How to calculate a protein’s molecular weight (Da and kDa)

A protein’s weight is just the sum of its amino-acid residues plus one water molecule for the free ends. It is the number you compare against a gel ladder, and it falls straight out of the sequence.

The formula

When amino acids join, each peptide bond releases a water molecule, so the mass of a chain is the sum of the residue masses (each amino acid minus that lost water) plus one whole water (18.015 Da) added back for the free N- and C-termini:

MW = Σ(residue masses) + 18.015 Da

Residue masses are standard average isotopic values — glycine is 57.05 Da, alanine 71.08 Da, tryptophan (the heaviest) 186.21 Da. Averaging over typical proteins, a residue is roughly 110 Da, which is where the rule of thumb “number of residues × 110 ≈ molecular weight” comes from.

A worked example you can check

The dipeptide glycylglycine (GG) is two glycines: 2 × 57.0519 + 18.01524 = 132.12 Da, which matches the known mass of the molecule. Scale that up to a 10-residue peptide likeMAKFGPTDEF and you get 1,142.3 Da (≈ 1.14 kDa), an average of 114 Da per residue.

Reading it on a gel

Molecular weight is usually quoted in kilodaltons (kDa = 1,000 Da) because that is how protein ladders are marked. The predicted weight tells you roughly where a band should run — but migration is not perfectly linear in mass, and the real product can differ from the sequence prediction.
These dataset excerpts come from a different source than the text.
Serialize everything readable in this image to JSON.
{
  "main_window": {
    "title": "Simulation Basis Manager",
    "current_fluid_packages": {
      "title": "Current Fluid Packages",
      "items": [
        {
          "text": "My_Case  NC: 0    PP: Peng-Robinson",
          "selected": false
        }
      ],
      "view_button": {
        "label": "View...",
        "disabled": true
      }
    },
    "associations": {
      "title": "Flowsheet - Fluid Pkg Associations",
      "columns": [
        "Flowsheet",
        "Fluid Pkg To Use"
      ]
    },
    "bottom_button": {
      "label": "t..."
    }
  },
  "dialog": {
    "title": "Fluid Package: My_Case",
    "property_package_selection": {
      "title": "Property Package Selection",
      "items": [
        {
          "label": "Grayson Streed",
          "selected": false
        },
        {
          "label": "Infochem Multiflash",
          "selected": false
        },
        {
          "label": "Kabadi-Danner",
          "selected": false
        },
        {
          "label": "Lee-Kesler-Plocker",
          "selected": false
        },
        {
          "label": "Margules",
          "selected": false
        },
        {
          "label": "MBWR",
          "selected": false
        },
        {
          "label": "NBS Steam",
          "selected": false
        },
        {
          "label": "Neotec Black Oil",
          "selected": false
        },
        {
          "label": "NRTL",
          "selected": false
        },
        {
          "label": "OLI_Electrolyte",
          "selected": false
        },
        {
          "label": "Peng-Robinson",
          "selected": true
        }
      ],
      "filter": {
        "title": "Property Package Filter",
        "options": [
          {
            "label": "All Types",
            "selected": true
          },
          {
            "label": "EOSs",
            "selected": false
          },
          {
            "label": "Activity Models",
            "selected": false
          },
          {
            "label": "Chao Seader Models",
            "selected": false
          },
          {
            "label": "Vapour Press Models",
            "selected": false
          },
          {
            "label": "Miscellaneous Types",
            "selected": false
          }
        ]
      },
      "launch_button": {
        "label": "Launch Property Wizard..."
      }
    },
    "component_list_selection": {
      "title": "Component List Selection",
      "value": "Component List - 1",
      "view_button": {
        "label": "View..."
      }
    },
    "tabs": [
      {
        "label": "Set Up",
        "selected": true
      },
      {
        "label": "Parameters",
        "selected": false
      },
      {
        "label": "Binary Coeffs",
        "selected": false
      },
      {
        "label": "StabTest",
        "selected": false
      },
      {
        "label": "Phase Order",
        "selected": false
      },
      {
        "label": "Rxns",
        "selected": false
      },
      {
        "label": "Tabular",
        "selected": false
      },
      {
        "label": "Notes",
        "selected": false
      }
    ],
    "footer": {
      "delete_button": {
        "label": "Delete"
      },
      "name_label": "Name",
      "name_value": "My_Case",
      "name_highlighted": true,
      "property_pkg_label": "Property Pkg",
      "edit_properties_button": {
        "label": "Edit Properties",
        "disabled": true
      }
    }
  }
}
What this does not include

This is the average mass of the bare polypeptide. It assumes no modifications: disulfide bonds, glycosylation, phosphorylation, cleaved signal peptides and bound cofactors all shift the observed mass. It is also the average, not the monoisotopic, mass that mass spectrometry reports — the monoisotopic value is slightly lower.